V4の進化は、カスタマイズ性と効率性のバランスを最適化し、それらを超越する精度と資金利用率を実現することにある。中核となるのはHooks(スマートコントラクト)メカニズムであり、これにより開発者は流動性プールのライフサイクルの重要なポイント(取引前後、LPの預入・引き出し時など)にカスタムロジックを挿入できるようになった。これにより、時間加重平均マーケットメイカー(TWAMM)、動的手数料、オンチェーン指値注文、貸借プロトコルとの連携などが可能な、高度にカスタマイズされた流動性プールの構築が可能になった。

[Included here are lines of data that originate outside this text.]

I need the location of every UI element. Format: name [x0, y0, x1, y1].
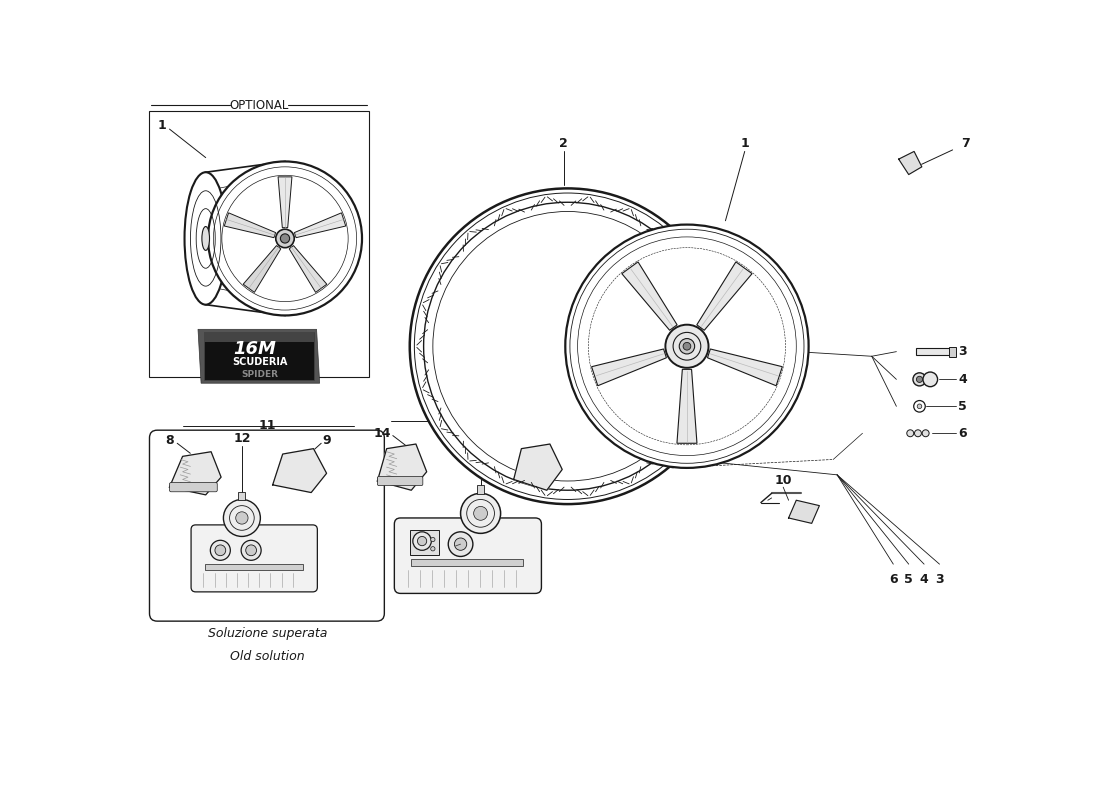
- Circle shape: [683, 342, 691, 350]
- Circle shape: [409, 188, 726, 504]
- Text: 9: 9: [322, 434, 331, 447]
- Text: Old solution: Old solution: [230, 650, 305, 663]
- Polygon shape: [621, 262, 678, 330]
- Circle shape: [565, 225, 808, 468]
- Polygon shape: [278, 177, 292, 228]
- Text: SCUDERIA: SCUDERIA: [233, 358, 288, 367]
- FancyBboxPatch shape: [191, 525, 318, 592]
- Bar: [205, 332, 314, 342]
- Circle shape: [916, 376, 923, 382]
- FancyBboxPatch shape: [169, 482, 218, 492]
- Text: 4: 4: [958, 373, 967, 386]
- Circle shape: [917, 404, 922, 409]
- Text: la passioné 85: la passioné 85: [462, 277, 773, 454]
- Polygon shape: [899, 151, 922, 174]
- Text: 13: 13: [459, 414, 476, 427]
- Circle shape: [906, 430, 914, 437]
- Bar: [205, 564, 302, 570]
- Circle shape: [449, 532, 473, 557]
- Text: 6: 6: [889, 573, 898, 586]
- Circle shape: [454, 538, 466, 550]
- Polygon shape: [169, 452, 221, 495]
- Circle shape: [431, 546, 434, 551]
- Circle shape: [412, 532, 431, 550]
- Text: 5: 5: [958, 400, 967, 413]
- Bar: [476, 485, 484, 494]
- Circle shape: [214, 545, 225, 556]
- Circle shape: [474, 506, 487, 520]
- Circle shape: [914, 401, 925, 412]
- Bar: [409, 530, 439, 555]
- Polygon shape: [295, 213, 345, 238]
- Bar: [948, 346, 956, 357]
- Circle shape: [223, 499, 261, 537]
- Text: Soluzione superata: Soluzione superata: [208, 627, 327, 640]
- Text: passion85: passion85: [510, 397, 663, 489]
- Bar: [411, 558, 522, 566]
- Circle shape: [923, 372, 937, 386]
- Circle shape: [666, 325, 708, 368]
- Text: 2: 2: [560, 138, 568, 150]
- Text: 3: 3: [935, 573, 944, 586]
- Polygon shape: [198, 330, 320, 383]
- FancyBboxPatch shape: [205, 332, 314, 380]
- Circle shape: [208, 162, 362, 315]
- FancyBboxPatch shape: [395, 518, 541, 594]
- Circle shape: [241, 540, 261, 560]
- Text: 5: 5: [904, 573, 913, 586]
- Text: 14: 14: [374, 426, 392, 440]
- Text: 12: 12: [233, 432, 251, 445]
- Text: 1: 1: [157, 118, 166, 132]
- Bar: [916, 348, 954, 355]
- Polygon shape: [289, 246, 327, 292]
- Polygon shape: [224, 213, 276, 238]
- Text: SPIDER: SPIDER: [242, 370, 279, 379]
- Circle shape: [235, 512, 248, 524]
- Polygon shape: [676, 370, 697, 443]
- Text: 16: 16: [472, 425, 490, 438]
- Circle shape: [418, 537, 427, 546]
- Circle shape: [276, 230, 295, 248]
- Circle shape: [913, 373, 926, 386]
- Polygon shape: [592, 349, 667, 386]
- Circle shape: [431, 538, 434, 542]
- Ellipse shape: [185, 172, 227, 305]
- Text: 15: 15: [543, 426, 561, 440]
- Text: OPTIONAL: OPTIONAL: [230, 98, 289, 112]
- Circle shape: [245, 545, 256, 556]
- Ellipse shape: [202, 226, 209, 250]
- Polygon shape: [243, 246, 280, 292]
- Text: 6: 6: [958, 426, 967, 440]
- Polygon shape: [514, 444, 562, 490]
- Circle shape: [461, 494, 500, 534]
- Text: 8: 8: [165, 434, 174, 447]
- Circle shape: [922, 430, 930, 437]
- FancyBboxPatch shape: [377, 476, 422, 486]
- Text: 1: 1: [740, 138, 749, 150]
- Circle shape: [679, 338, 695, 354]
- Polygon shape: [789, 500, 820, 523]
- Text: 7: 7: [961, 138, 970, 150]
- Polygon shape: [707, 349, 782, 386]
- Polygon shape: [696, 262, 752, 330]
- Text: 4: 4: [920, 573, 928, 586]
- Text: 16M: 16M: [233, 339, 276, 358]
- Circle shape: [210, 540, 230, 560]
- Circle shape: [914, 430, 922, 437]
- Bar: [239, 492, 245, 500]
- Text: 3: 3: [958, 345, 967, 358]
- Text: 11: 11: [258, 419, 276, 432]
- Polygon shape: [377, 444, 427, 490]
- Circle shape: [280, 234, 289, 243]
- Text: 10: 10: [774, 474, 792, 487]
- Polygon shape: [273, 449, 327, 493]
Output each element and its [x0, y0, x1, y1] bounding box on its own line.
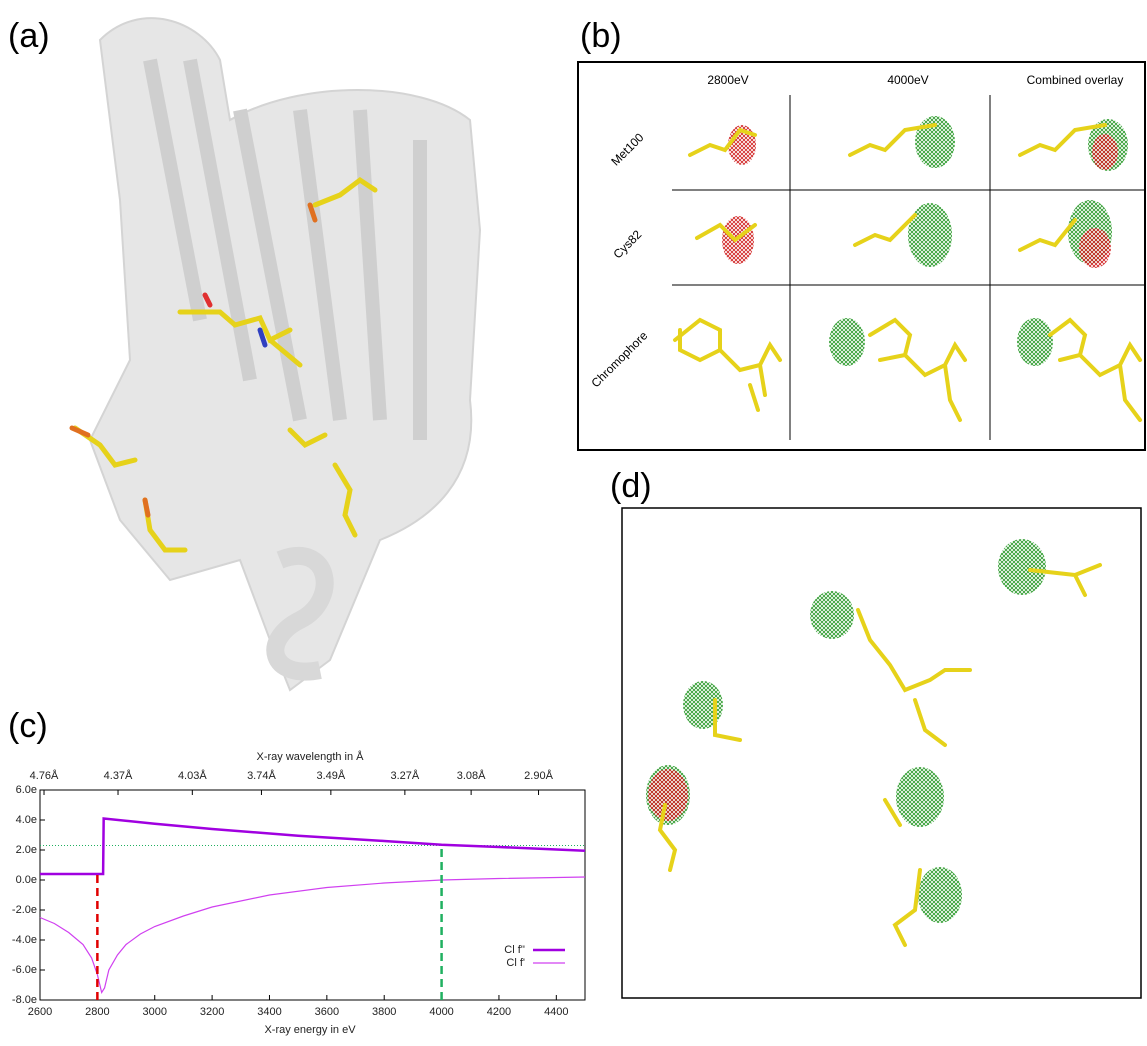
- x-tick-label: 2600: [28, 1006, 52, 1018]
- x-axis-title: X-ray energy in eV: [264, 1024, 356, 1036]
- series-line: [39, 876, 586, 995]
- x-tick-label: 2800: [85, 1006, 109, 1018]
- panel-label: (d): [610, 467, 652, 505]
- x2-tick-label: 4.37Å: [104, 769, 133, 782]
- x2-tick-label: 3.08Å: [457, 769, 486, 782]
- y-tick-label: 0.0e: [16, 874, 37, 886]
- y-tick-label: -2.0e: [12, 904, 37, 916]
- x2-tick-label: 3.27Å: [390, 769, 419, 782]
- x-tick-label: 3400: [257, 1006, 281, 1018]
- column-header: 2800eV: [707, 73, 748, 87]
- column-header: Combined overlay: [1027, 73, 1124, 87]
- x2-tick-label: 3.74Å: [247, 769, 276, 782]
- panel-label: (a): [8, 17, 50, 55]
- x2-tick-label: 4.03Å: [178, 769, 207, 782]
- row-header: Met100: [608, 130, 646, 168]
- row-header: Cys82: [610, 227, 644, 261]
- panel-frame: [577, 61, 1146, 451]
- series-line: [40, 817, 586, 876]
- x2-axis-title: X-ray wavelength in Å: [257, 750, 365, 763]
- legend-label: Cl f'': [504, 944, 525, 956]
- column-header: 4000eV: [887, 73, 928, 87]
- panel-label: (b): [580, 17, 622, 55]
- y-tick-label: -8.0e: [12, 994, 37, 1006]
- panel-frame: [621, 507, 1142, 999]
- x2-tick-label: 2.90Å: [524, 769, 553, 782]
- x2-tick-label: 3.49Å: [316, 769, 345, 782]
- y-tick-label: 2.0e: [16, 844, 37, 856]
- y-tick-label: 4.0e: [16, 814, 37, 826]
- table-grid: [672, 95, 1145, 440]
- chart: 2600 2800 3000 3200 3400 3600 3800 4000 4200 4400…: [12, 769, 586, 1018]
- x-tick-label: 3200: [200, 1006, 224, 1018]
- row-header: Chromophore: [589, 328, 651, 390]
- legend-label: Cl f': [506, 957, 525, 969]
- y-tick-label: -4.0e: [12, 934, 37, 946]
- y-tick-label: 6.0e: [16, 784, 37, 796]
- x-tick-label: 4000: [429, 1006, 453, 1018]
- x-tick-label: 4400: [544, 1006, 568, 1018]
- x2-tick-label: 4.76Å: [30, 769, 59, 782]
- x-tick-label: 3800: [372, 1006, 396, 1018]
- side-chains: [657, 123, 1142, 947]
- panel-label: (c): [8, 707, 48, 745]
- x-tick-label: 3000: [142, 1006, 166, 1018]
- plot-frame: [39, 789, 586, 1001]
- y-tick-label: -6.0e: [12, 964, 37, 976]
- x-tick-label: 3600: [315, 1006, 339, 1018]
- density-maps: [646, 116, 1128, 923]
- x-tick-label: 4200: [487, 1006, 511, 1018]
- side-chains: [69, 176, 378, 553]
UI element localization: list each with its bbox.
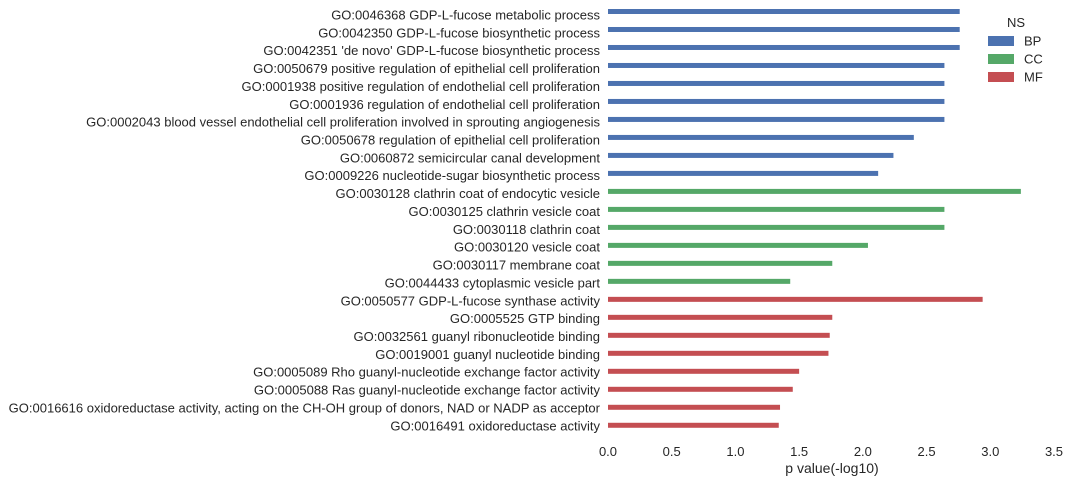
y-axis-labels: GO:0046368 GDP-L-fucose metabolic proces… <box>9 8 601 434</box>
y-tick-label-6: GO:0002043 blood vessel endothelial cell… <box>86 115 600 130</box>
y-tick-label-19: GO:0019001 guanyl nucleotide binding <box>375 347 600 362</box>
bar-mf-19 <box>608 350 829 356</box>
legend: NS BP CC MF <box>988 15 1043 85</box>
y-tick-label-14: GO:0030117 membrane coat <box>433 258 601 273</box>
bar-bp-0 <box>608 9 960 14</box>
legend-label-mf: MF <box>1024 70 1043 85</box>
y-tick-label-10: GO:0030128 clathrin coat of endocytic ve… <box>336 186 600 201</box>
bar-mf-20 <box>608 368 800 374</box>
legend-swatch-mf <box>988 72 1014 82</box>
bar-cc-12 <box>608 224 945 230</box>
legend-label-cc: CC <box>1024 52 1043 67</box>
y-tick-label-7: GO:0050678 regulation of epithelial cell… <box>301 133 600 148</box>
legend-swatch-cc <box>988 54 1014 64</box>
y-tick-label-13: GO:0030120 vesicle coat <box>454 240 600 255</box>
y-tick-label-23: GO:0016491 oxidoreductase activity <box>390 418 600 433</box>
bars-layer <box>608 9 1021 428</box>
x-tick-label-0: 0.0 <box>599 444 617 459</box>
y-tick-label-11: GO:0030125 clathrin vesicle coat <box>409 204 601 219</box>
legend-label-bp: BP <box>1024 34 1041 49</box>
bar-mf-22 <box>608 404 781 410</box>
legend-swatch-bp <box>988 36 1014 46</box>
bar-cc-14 <box>608 260 833 266</box>
x-axis-label: p value(-log10) <box>785 460 878 476</box>
bar-bp-7 <box>608 134 914 140</box>
y-tick-label-18: GO:0032561 guanyl ribonucleotide binding <box>354 329 600 344</box>
y-tick-label-15: GO:0044433 cytoplasmic vesicle part <box>385 275 601 290</box>
y-tick-label-9: GO:0009226 nucleotide-sugar biosynthetic… <box>304 168 600 183</box>
bar-mf-16 <box>608 296 983 302</box>
x-tick-label-7: 3.5 <box>1045 444 1063 459</box>
x-tick-label-3: 1.5 <box>790 444 808 459</box>
y-tick-label-8: GO:0060872 semicircular canal developmen… <box>340 150 601 165</box>
bar-mf-23 <box>608 422 779 428</box>
y-tick-label-21: GO:0005088 Ras guanyl-nucleotide exchang… <box>254 383 601 398</box>
bar-bp-6 <box>608 116 945 122</box>
x-axis-ticks: 0.0 0.5 1.0 1.5 2.0 2.5 3.0 3.5 <box>599 444 1063 459</box>
bar-cc-11 <box>608 206 945 212</box>
x-tick-label-6: 3.0 <box>981 444 999 459</box>
legend-entries: BP CC MF <box>988 34 1043 85</box>
x-tick-label-4: 2.0 <box>854 444 872 459</box>
y-tick-label-4: GO:0001938 positive regulation of endoth… <box>242 79 600 94</box>
bar-bp-4 <box>608 80 945 86</box>
y-tick-label-17: GO:0005525 GTP binding <box>450 311 600 326</box>
y-tick-label-0: GO:0046368 GDP-L-fucose metabolic proces… <box>331 8 600 23</box>
bar-bp-5 <box>608 98 945 104</box>
bar-mf-18 <box>608 332 830 338</box>
bar-bp-2 <box>608 44 960 50</box>
bar-bp-1 <box>608 26 960 32</box>
x-tick-label-2: 1.0 <box>726 444 744 459</box>
bar-bp-8 <box>608 152 894 158</box>
bar-mf-17 <box>608 314 833 320</box>
y-tick-label-3: GO:0050679 positive regulation of epithe… <box>253 61 600 76</box>
bar-cc-15 <box>608 278 791 284</box>
y-tick-label-22: GO:0016616 oxidoreductase activity, acti… <box>9 400 601 415</box>
legend-title: NS <box>1007 15 1025 30</box>
y-tick-label-5: GO:0001936 regulation of endothelial cel… <box>289 97 600 112</box>
bar-mf-21 <box>608 386 793 392</box>
bar-cc-10 <box>608 188 1021 194</box>
bar-cc-13 <box>608 242 868 248</box>
bar-bp-9 <box>608 170 879 176</box>
x-tick-label-5: 2.5 <box>918 444 936 459</box>
y-tick-label-12: GO:0030118 clathrin coat <box>453 222 601 237</box>
y-tick-label-1: GO:0042350 GDP-L-fucose biosynthetic pro… <box>318 25 600 40</box>
y-tick-label-2: GO:0042351 'de novo' GDP-L-fucose biosyn… <box>263 43 600 58</box>
x-tick-label-1: 0.5 <box>663 444 681 459</box>
y-tick-label-16: GO:0050577 GDP-L-fucose synthase activit… <box>341 293 601 308</box>
bar-bp-3 <box>608 62 945 68</box>
y-tick-label-20: GO:0005089 Rho guanyl-nucleotide exchang… <box>253 365 600 380</box>
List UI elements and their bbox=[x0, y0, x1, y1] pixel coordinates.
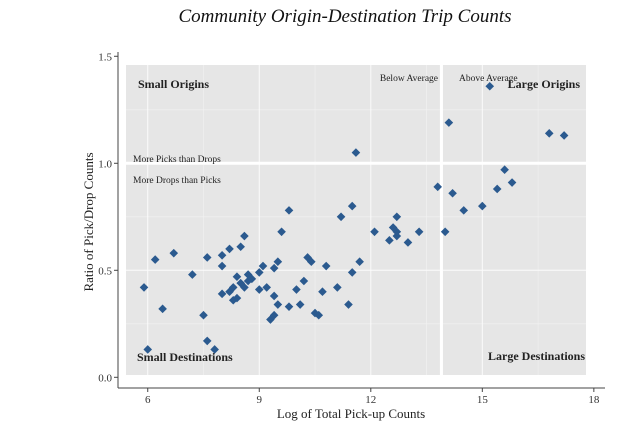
data-point bbox=[277, 227, 286, 237]
data-point bbox=[295, 300, 305, 309]
data-point bbox=[243, 270, 253, 279]
data-point bbox=[444, 118, 454, 127]
tick-labels: 6 9 12 15 18 0.0 0.5 1.0 1.5 bbox=[98, 51, 600, 406]
axes bbox=[117, 52, 605, 389]
data-point bbox=[292, 285, 301, 294]
data-point bbox=[236, 242, 245, 252]
data-point bbox=[355, 257, 364, 267]
data-point bbox=[269, 291, 279, 301]
data-point bbox=[370, 227, 379, 237]
data-point bbox=[336, 212, 346, 222]
data-points bbox=[139, 81, 569, 354]
data-point bbox=[403, 238, 413, 247]
x-tick-label: 15 bbox=[477, 394, 489, 406]
data-point bbox=[143, 345, 153, 354]
y-tick-label: 0.5 bbox=[98, 265, 112, 277]
data-point bbox=[500, 165, 509, 175]
data-point bbox=[240, 283, 249, 292]
data-point bbox=[314, 310, 324, 320]
data-point bbox=[236, 278, 245, 288]
data-point bbox=[228, 295, 238, 305]
data-point bbox=[273, 300, 283, 309]
data-point bbox=[228, 283, 238, 292]
y-tick-label: 1.5 bbox=[98, 51, 112, 63]
data-point bbox=[507, 178, 517, 187]
data-point bbox=[333, 283, 342, 292]
data-point bbox=[273, 257, 283, 267]
data-point bbox=[492, 184, 502, 194]
data-point bbox=[202, 253, 212, 262]
y-axis-label: Ratio of Pick/Drop Counts bbox=[81, 152, 96, 291]
data-point bbox=[188, 270, 197, 279]
label-large-origins: Large Origins bbox=[508, 77, 581, 91]
data-point bbox=[347, 201, 357, 211]
data-point bbox=[299, 276, 309, 286]
data-point bbox=[150, 255, 160, 264]
label-more-picks: More Picks than Drops bbox=[133, 155, 221, 165]
data-point bbox=[217, 289, 227, 299]
label-small-destinations: Small Destinations bbox=[137, 350, 233, 364]
data-point bbox=[217, 261, 227, 271]
data-point bbox=[269, 263, 279, 273]
label-above-average: Above Average bbox=[459, 74, 518, 84]
y-tick-label: 1.0 bbox=[98, 158, 112, 170]
data-point bbox=[210, 345, 219, 354]
data-point bbox=[347, 268, 357, 277]
data-point bbox=[232, 293, 242, 303]
data-point bbox=[254, 268, 264, 277]
label-large-destinations: Large Destinations bbox=[488, 349, 585, 363]
data-point bbox=[169, 248, 179, 258]
data-point bbox=[284, 206, 294, 215]
data-point bbox=[440, 227, 450, 237]
data-point bbox=[559, 131, 569, 140]
data-point bbox=[351, 148, 361, 157]
data-point bbox=[544, 129, 554, 138]
x-axis-label: Log of Total Pick-up Counts bbox=[277, 406, 425, 421]
data-point bbox=[225, 244, 234, 254]
chart-title: Community Origin-Destination Trip Counts bbox=[178, 6, 512, 27]
x-tick-label: 12 bbox=[365, 394, 376, 406]
data-point bbox=[232, 272, 242, 282]
data-point bbox=[385, 236, 394, 245]
data-point bbox=[392, 227, 402, 237]
data-point bbox=[240, 231, 249, 241]
data-point bbox=[158, 304, 167, 314]
data-point bbox=[459, 206, 469, 215]
x-tick-label: 6 bbox=[145, 394, 151, 406]
data-point bbox=[318, 287, 327, 296]
y-tick-label: 0.0 bbox=[98, 372, 112, 384]
data-point bbox=[433, 182, 443, 192]
data-point bbox=[344, 300, 353, 309]
data-point bbox=[217, 251, 227, 260]
data-point bbox=[258, 261, 268, 271]
data-point bbox=[284, 302, 294, 311]
minor-gridlines bbox=[126, 65, 586, 375]
x-tick-label: 18 bbox=[588, 394, 600, 406]
data-point bbox=[202, 336, 212, 346]
data-point bbox=[225, 287, 234, 296]
label-small-origins: Small Origins bbox=[138, 77, 209, 91]
data-point bbox=[392, 212, 402, 222]
data-point bbox=[307, 257, 316, 267]
data-point bbox=[269, 310, 279, 320]
data-point bbox=[266, 315, 275, 324]
label-more-drops: More Drops than Picks bbox=[133, 176, 221, 186]
data-point bbox=[247, 274, 257, 284]
data-point bbox=[262, 283, 272, 292]
data-point bbox=[254, 285, 264, 294]
data-point bbox=[414, 227, 424, 237]
x-tick-label: 9 bbox=[257, 394, 263, 406]
data-point bbox=[199, 310, 208, 320]
data-point bbox=[478, 201, 487, 211]
data-point bbox=[485, 81, 495, 91]
data-point bbox=[139, 283, 149, 292]
plot-panel bbox=[126, 65, 586, 375]
data-point bbox=[448, 188, 457, 198]
label-below-average: Below Average bbox=[380, 74, 438, 84]
data-point bbox=[321, 261, 331, 271]
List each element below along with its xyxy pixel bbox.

もう一つの革新は、V1以来続いてきたFactory-Poolアーキテクチャに代わるSingleton(単一インスタンス)構造の採用だ。すべての流動性プールを一つのスマートコントラクトに集約することで、開発者がより多くの「レゴブロック」を組み立てられるようになった。これにより、流動性プールの作成およびクロスプール取引のガスコストが劇的に削減され(最大99%削減)、さらに「Flash Accounting」システムの導入によりガス効率がさらに最適化された。2023年の熊市末期にリリースされたV4は、AMM競争で徐々に劣勢となっていたUNIの地位を大きく回復させた。ただし、V4の高度なカスタマイズ性は新たな課題も生んでいる。開発者はHooksを十分に活用するためにはより高度な技術力が求められ、セキュリティ上の脆弱性を避けるために注意深い設計が不可欠だ。また、過度にカスタマイズされた流動性プールは市場の断片化を招き、全体の流動性を低下させる恐れもある。総じて、V4はDeFiプロトコルの進化の重要な方向性——すなわち、高度にカスタマイズ可能で効率的な自動マーケットメイキングサービス——を示している。

UNI Chain:最高効率への挑戦
UNI Chainは最近発表された大型アップデートであり、Dexの将来像が「パブリックチェーンになるかもしれない」という兆しを示している(ただし筆者が疑問に思うのは、UNI Chainがアプリケーションチェーンではない点だ)。UNI ChainはOptimismのOP Stackに基づいて構築されており、その核心目標は革新的なメカニズムを通じて取引速度と安全性を向上させ、プロトコル自体の価値を捕獲し、UNIトークン保有者に還元することにある。その主要な革新点は以下の三つだ:
検証可能なブロック生成:Flashbotsと共同開発したRollup-Boost技術と、信頼できる実行環境(TEE)およびFlashblocksメカニズムを活用し、高速・安全・検証可能なブロック生成を実現。MEVリスクを低減し、取引速度を向上させるとともにロールバック保護を提供する;
UNIchain検証ネットワーク(UVN):UNIトークンのステーキングにより検証者を報酬付け、単一のソーター(sequencer)による中央集権化リスクを回避し、ネットワークの安全性を向上;
意図駆動型インタラクションモデル(ERC-7683):ユーザーエクスペリエンスを簡素化し、最適なクロスチェーン取引経路を自動選択。流動性の断片化とチェーン間相互作用の複雑性を解決し、OP Stackおよび非OP Stackチェーンとも互換;
簡単に言えば、MEV耐性、分散型ソーター、意図中心のユーザーエクスペリエンスである。UNIがスーパー・チェーンの一員となることで、OPアライアンスの勢力は再び強化されるだろう。しかし、これは短期的にはイーサリアムにとっては好ましくない知らせだ。コアプロトコル(UNIはイーサリアムの取引手数料の50%を占める)の離反は、すでに分裂状態にあるイーサリアムにさらなる打撃を与える。だが長期的には、これはイーサリアムの「レンタルモデル」を検証する重要な機会になるかもしれない。
結語
現在、インフラの整備によりDeFiアプリの性能が過剰気味となる中、ますます多くのDexがオーダーブックモデルへとシフトしている。AMMはどれほどシンプルであっても、性能さえあればすぐに超えられる存在だ。資金効率においても、AMMは永久にオーダーブックを超えられない。それならば、AMMは将来的に消滅してしまうのだろうか? AMMは特殊な時代の産物にすぎないと考える人もいるが、筆者はAMMこそがWeb3の一種のトーテムであると考える。Memeが存在する限り、AMMは存在する。下からの需要が続く限り、AMMは存続する。未来のどこかで、UNIが追い抜かれたり、UNI自身がオーダーブックを導入したりする日が来るかもしれない。だが、このトーテムはきっと永遠に残るだろう。
一方で、現在のUNIは次第に中央集権化の傾向を見せ始めている。ガバナンスではa16zが「一票 veto 権」を持ち、フロントエンドでは手数料徴収についてコミュニティに告知していない。認めざるを得ないのは、Web3の発展形態は人間性と現実と乖離しているという事実だ。我々は、突如として巨大化したこれらの存在と、どのような形で共存していくべきなのか。これは誰もが真剣に考えるべき問いかけである。